Когда из Валок подошли к машине крестьяне и показали на краю деревни братскую могилу, куда они снесли и похоронили всех подобранных на обочине дороги (мы сами этого сделать не успели, спасаясь от подоспевших сюда танков), я ужаснулся от услышанного: оказалось, что селяне погребли в одной яме не только наших бойцов и командиров, но и немецких диверсантов, не разгадав в них врагов…
Не стал я открывать людям правду… Повел Юру к тому месту, где был ранен, показал сохранившуюся «вмятину» — след своего орудийного окопа, близ которого погиб младший политрук Лоб, нашел место одиночной ячейки, где укрывался от гусениц немецких танков.
В последующие годы были еще две поездки по местам боев — на Смоленские возвышенности, на кроваво-памятное место Соловьевской переправы и рубежи наших атак в районе совхоза Зайцево на Вопи.

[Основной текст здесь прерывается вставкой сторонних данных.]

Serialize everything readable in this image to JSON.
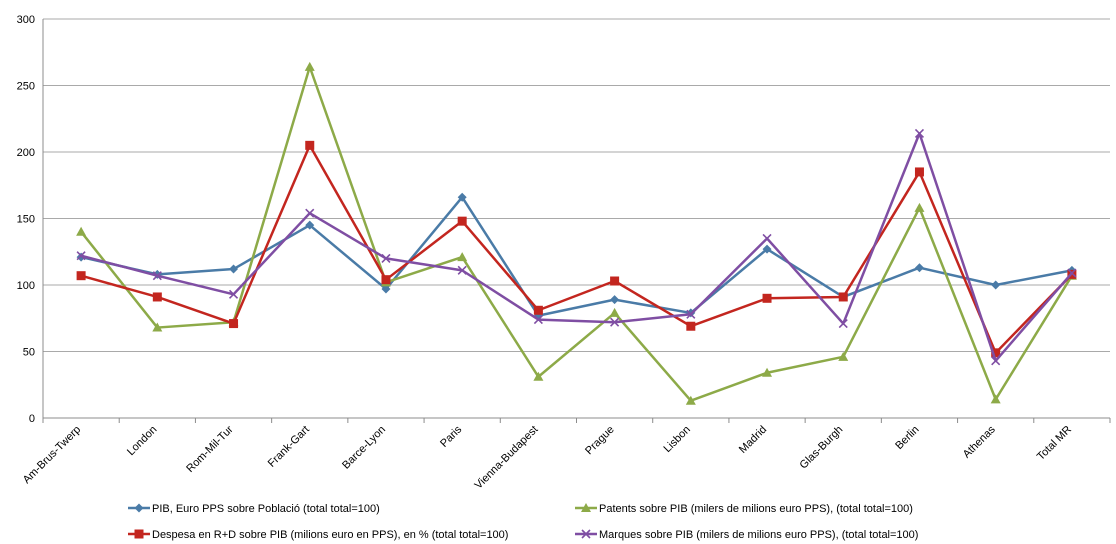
{
  "chart_data": {
    "type": "line",
    "title": "",
    "xlabel": "",
    "ylabel": "",
    "ylim": [
      0,
      300
    ],
    "yticks": [
      0,
      50,
      100,
      150,
      200,
      250,
      300
    ],
    "grid": true,
    "legend_position": "bottom",
    "categories": [
      "Am-Brus-Twerp",
      "London",
      "Rom-Mil-Tur",
      "Frank-Gart",
      "Barce-Lyon",
      "Paris",
      "Vienna-Budapest",
      "Prague",
      "Lisbon",
      "Madrid",
      "Glas-Burgh",
      "Berlin",
      "Athenas",
      "Total MR"
    ],
    "series": [
      {
        "name": "PIB, Euro PPS sobre Població (total total=100)",
        "color": "#4a7ba7",
        "marker": "diamond",
        "values": [
          121,
          108,
          112,
          145,
          97,
          166,
          77,
          89,
          79,
          127,
          91,
          113,
          100,
          111
        ]
      },
      {
        "name": "Patents sobre PIB (milers de milions euro PPS),  (total total=100)",
        "color": "#8daa48",
        "marker": "triangle",
        "values": [
          140,
          68,
          72,
          264,
          102,
          121,
          31,
          79,
          13,
          34,
          46,
          158,
          14,
          107
        ]
      },
      {
        "name": "Despesa en R+D sobre PIB (milions euro en PPS), en % (total total=100)",
        "color": "#c3261f",
        "marker": "square",
        "values": [
          107,
          91,
          71,
          205,
          104,
          148,
          81,
          103,
          69,
          90,
          91,
          185,
          49,
          108
        ]
      },
      {
        "name": "Marques sobre PIB (milers de milions euro PPS),  (total total=100)",
        "color": "#7f4ea3",
        "marker": "x",
        "values": [
          122,
          107,
          93,
          154,
          120,
          111,
          74,
          72,
          78,
          135,
          71,
          214,
          43,
          109
        ]
      }
    ]
  }
}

Ходить по тем местам, где ты много лет назад ползал под огнем врага, где видел смерть и кровь, испытывал страх и надежду, — это значило беспощадно тиранить память, всколыхнуть боль души и в который раз спрашивать себя: как уцелел? Потом за письменным столом надо вновь цепенеть от ужаса, мысленно видя огненно-ураганный, кровавый лик войны… Вот охватываю мыслью Смоленское сражение… Как рассказать о нем в книге? Как изобразить гигантское пространство, на котором в надсадном грохоте пылала земля с лесами, селами, городишками, колосилась смерть, унося тысячи жизней, вопила боль, душила злоба, ненависть, отчаяние?.. И безнадежность?.. И надежда?.. Как все это передать читателю, раскрыть перед ним смятенную и обуглившуюся душу воина 1941 года?.. Многоликая, сумбурная, очаговая и неохватная картина битвы… Кто и где имел о ней полное представление?.. Никто и нигде… Пока из штаба в штаб, с фронта в Москву шли донесения, пока разведчики и оперативщики рисовали на картах сводную обстановку на Смоленских и Духовщинских высотах, она, обстановка, уже была другой… Требовались новые решения… Их принимали главным образом там, на местах боев, — каждый солдат и командир переднего края.
Когда пекла в груди боль от воспоминаний о том яростном лете, часто вспыхивала горькая и досадная мысль о немецких диверсантах, их коварстве, о нашей подозрительности к незнакомым людям, пробивавшимся из окружения. Переодетые агенты врага были для нас как раскаленный осколок в теле, который трудно было извлечь…
* * *
— Так почему же вы нарекли диверсанта Глинского графом? — однажды спросил у меня Леонид Максимович Леонов. — Графья в России не были самыми плохими людьми.
— Дьявол его знает! Так получилось, — легкомысленно ответил я. Теперь думаю, как мне дальше поступить с этим графом.
Леонов посмотрел на меня с изумлением:
— Еще только думаете?!
— Посмотрю, как он будет себя вести дальше.
Леонов даже побагровел от нахлынувшего негодования:
— И этого вы еще не знаете?! Ну, а общий план романа у вас есть?
— А я иду за событиями войны! Вот и весь план.
— Как же тогда вы распоряжаетесь судьбами своих героев?
— Они сами собой распоряжаются. — Видя нарастающее раздражение Леонида Максимовича, я встревожился и сбивчиво продолжил свои объяснения: Назревает определенная ситуация, и герой поступает согласно своему характеру, но по моей воле.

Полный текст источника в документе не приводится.